それに、この羽衣はどんな攻撃にも耐えることができる」
オレはつい、笑ってしまった。
「何がおかしいのよ?」
「オレの目の前になんで魔法を反射する服を着て立ってるんだろうなあって思ってさ」
オレは右手を構え、羽衣に命令を下した。
「名前を教えろ」
――天女の羽衣
羽衣は命令に従った。
「わかった。九十九神よ、天女の羽衣よ、お前達すべてを統べる当代ユーリ・ストロガノフが命じる。

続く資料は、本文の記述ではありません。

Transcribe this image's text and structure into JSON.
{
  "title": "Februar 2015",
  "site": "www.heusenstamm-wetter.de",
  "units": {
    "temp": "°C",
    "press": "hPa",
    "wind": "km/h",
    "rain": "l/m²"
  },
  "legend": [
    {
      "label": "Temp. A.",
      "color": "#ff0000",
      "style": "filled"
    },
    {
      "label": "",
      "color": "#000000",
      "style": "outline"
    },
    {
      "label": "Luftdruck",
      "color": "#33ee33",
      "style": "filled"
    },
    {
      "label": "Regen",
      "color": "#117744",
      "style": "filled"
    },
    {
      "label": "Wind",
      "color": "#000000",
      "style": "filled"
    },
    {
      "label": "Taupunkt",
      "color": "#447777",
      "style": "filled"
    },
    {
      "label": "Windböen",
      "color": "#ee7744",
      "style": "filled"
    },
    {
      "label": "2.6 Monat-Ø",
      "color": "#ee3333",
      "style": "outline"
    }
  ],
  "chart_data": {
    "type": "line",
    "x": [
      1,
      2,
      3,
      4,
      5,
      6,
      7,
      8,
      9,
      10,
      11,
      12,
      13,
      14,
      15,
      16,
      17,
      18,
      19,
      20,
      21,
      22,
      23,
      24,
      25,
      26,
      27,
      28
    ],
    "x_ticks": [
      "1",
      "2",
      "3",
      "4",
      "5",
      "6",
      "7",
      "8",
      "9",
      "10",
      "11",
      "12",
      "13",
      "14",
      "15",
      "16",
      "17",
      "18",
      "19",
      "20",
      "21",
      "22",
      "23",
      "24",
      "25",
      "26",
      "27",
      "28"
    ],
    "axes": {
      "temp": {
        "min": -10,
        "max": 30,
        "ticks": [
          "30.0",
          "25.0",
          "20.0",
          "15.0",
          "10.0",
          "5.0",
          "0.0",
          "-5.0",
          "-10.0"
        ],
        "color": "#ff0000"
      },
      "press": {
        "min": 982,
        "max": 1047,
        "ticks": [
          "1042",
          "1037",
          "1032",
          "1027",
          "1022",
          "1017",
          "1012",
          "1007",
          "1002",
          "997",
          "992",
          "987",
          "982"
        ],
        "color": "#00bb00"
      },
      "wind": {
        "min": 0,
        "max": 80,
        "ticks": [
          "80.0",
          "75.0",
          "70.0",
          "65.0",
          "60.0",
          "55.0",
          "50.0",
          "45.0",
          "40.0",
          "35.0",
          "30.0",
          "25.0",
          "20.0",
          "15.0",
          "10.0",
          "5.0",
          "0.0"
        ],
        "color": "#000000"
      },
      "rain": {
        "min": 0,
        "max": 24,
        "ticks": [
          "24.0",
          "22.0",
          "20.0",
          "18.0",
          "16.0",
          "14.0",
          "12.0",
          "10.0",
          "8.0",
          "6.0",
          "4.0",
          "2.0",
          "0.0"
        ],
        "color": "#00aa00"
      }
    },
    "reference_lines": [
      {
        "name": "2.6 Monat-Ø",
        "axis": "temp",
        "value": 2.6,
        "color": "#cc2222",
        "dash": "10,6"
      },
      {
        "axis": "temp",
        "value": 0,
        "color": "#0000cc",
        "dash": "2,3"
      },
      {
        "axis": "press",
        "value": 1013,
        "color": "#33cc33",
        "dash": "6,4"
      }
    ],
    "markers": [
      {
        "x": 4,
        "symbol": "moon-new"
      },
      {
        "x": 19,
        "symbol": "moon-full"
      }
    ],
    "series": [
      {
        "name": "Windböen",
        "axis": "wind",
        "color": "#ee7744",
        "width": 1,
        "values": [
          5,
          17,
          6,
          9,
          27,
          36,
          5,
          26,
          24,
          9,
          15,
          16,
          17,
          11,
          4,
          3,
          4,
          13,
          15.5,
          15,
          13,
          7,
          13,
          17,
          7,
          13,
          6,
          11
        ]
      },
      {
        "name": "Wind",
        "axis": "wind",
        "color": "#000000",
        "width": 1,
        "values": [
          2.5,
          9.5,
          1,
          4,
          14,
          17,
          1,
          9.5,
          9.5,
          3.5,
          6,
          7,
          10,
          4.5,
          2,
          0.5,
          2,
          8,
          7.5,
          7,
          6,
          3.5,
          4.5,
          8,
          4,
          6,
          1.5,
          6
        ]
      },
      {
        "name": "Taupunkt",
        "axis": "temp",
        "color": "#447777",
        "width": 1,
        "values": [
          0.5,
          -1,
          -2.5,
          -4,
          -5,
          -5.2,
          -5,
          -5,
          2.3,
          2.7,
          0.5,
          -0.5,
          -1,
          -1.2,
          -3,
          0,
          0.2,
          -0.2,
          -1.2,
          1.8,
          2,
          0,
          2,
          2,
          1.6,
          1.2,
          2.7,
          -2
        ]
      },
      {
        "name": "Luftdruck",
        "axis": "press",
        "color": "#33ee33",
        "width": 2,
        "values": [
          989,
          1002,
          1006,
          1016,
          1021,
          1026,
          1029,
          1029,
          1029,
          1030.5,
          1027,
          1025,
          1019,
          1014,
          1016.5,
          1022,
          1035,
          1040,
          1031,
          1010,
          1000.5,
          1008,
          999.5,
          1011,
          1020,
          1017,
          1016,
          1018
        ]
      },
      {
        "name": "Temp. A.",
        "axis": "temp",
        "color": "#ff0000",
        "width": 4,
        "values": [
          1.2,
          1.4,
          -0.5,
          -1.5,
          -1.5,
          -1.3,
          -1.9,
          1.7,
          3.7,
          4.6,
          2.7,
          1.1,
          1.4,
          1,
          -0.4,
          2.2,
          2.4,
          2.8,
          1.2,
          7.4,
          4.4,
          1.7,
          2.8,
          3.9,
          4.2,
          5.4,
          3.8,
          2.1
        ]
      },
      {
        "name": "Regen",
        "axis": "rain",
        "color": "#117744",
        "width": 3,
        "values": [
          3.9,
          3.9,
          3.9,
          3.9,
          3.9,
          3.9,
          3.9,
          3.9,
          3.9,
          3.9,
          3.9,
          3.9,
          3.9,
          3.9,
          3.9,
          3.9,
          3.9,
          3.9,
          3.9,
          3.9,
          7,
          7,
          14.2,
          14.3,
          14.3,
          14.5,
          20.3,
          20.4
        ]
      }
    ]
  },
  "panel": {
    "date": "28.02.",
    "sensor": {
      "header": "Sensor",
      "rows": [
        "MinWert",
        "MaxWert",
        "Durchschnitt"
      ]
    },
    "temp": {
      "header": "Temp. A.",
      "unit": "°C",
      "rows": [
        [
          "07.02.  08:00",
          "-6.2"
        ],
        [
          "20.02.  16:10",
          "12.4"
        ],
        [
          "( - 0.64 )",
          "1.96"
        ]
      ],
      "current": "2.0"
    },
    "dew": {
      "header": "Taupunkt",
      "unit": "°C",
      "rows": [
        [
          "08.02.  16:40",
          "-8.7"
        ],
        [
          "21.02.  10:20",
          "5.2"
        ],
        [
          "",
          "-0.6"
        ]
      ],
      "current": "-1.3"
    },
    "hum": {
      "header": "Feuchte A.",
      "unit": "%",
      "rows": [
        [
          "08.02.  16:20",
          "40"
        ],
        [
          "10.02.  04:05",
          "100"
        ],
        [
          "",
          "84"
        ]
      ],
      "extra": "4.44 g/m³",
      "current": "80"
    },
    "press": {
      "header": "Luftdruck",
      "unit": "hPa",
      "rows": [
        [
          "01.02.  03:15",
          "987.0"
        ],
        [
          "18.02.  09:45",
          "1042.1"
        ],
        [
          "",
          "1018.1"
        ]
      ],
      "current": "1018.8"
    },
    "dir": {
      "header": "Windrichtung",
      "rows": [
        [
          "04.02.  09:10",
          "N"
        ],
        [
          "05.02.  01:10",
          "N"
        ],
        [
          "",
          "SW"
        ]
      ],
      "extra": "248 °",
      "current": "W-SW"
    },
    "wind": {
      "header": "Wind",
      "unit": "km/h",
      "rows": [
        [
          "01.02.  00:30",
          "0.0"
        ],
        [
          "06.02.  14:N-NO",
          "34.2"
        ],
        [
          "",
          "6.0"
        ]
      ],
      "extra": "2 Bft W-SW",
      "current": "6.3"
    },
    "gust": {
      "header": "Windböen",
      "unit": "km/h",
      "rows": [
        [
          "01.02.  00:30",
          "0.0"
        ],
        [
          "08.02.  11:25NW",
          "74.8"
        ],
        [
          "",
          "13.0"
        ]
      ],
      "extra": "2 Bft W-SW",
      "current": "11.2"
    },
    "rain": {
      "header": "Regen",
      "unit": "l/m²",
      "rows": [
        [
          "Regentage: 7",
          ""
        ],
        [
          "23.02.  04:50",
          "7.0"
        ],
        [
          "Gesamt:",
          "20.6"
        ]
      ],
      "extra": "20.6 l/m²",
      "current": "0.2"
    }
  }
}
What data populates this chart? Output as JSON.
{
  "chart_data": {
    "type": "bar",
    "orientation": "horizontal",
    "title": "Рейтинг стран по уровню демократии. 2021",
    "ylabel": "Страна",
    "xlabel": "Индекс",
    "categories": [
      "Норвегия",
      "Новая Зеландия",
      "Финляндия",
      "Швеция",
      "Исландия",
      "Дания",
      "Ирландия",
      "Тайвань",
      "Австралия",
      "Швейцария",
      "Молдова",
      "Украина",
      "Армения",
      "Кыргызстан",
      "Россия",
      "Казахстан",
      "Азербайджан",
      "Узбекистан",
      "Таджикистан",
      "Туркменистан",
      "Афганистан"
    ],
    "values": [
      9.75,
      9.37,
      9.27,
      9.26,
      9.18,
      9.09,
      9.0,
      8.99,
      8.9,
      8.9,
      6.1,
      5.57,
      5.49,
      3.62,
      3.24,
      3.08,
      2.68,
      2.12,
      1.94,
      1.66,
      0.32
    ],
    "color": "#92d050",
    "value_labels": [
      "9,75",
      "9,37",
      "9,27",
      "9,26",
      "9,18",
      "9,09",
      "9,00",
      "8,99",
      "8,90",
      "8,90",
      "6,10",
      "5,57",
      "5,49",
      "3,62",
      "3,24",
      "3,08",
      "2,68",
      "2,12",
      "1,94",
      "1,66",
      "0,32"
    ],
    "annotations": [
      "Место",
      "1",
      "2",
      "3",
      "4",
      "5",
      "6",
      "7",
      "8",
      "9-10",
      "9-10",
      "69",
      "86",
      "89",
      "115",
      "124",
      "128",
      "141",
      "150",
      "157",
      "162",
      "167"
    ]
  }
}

女神を縛り、辱めよ!」
「な、私の服に効果があるわけないじゃない。
それに魔力を通せば、ユーリは干渉できないわ。
……しまったあああああ!」
「すべての魔力を反射するんだったよなあ」
「や、やめなさい」
「九十九神よ、女神を縛り上げろ!」
羽衣がすべて脱げると女神の顔を覆いつくし、口をふさいだ。
「いい格好だな、女神よ。
オレとソフィアの苦悩を思い知れ!」
オレはハガネを握りしめた。
「相手は女神だ、一瞬で命を奪うぞ」
――わかった。全力で受け止めるから、動いて。
「頼もしいな」
オレは、女神目掛けて斬りかかった。
【五首落とし】
少しでも再生の芽を摘むためハガネを手早く振り、胴体から頭と両の手足を切り落とした。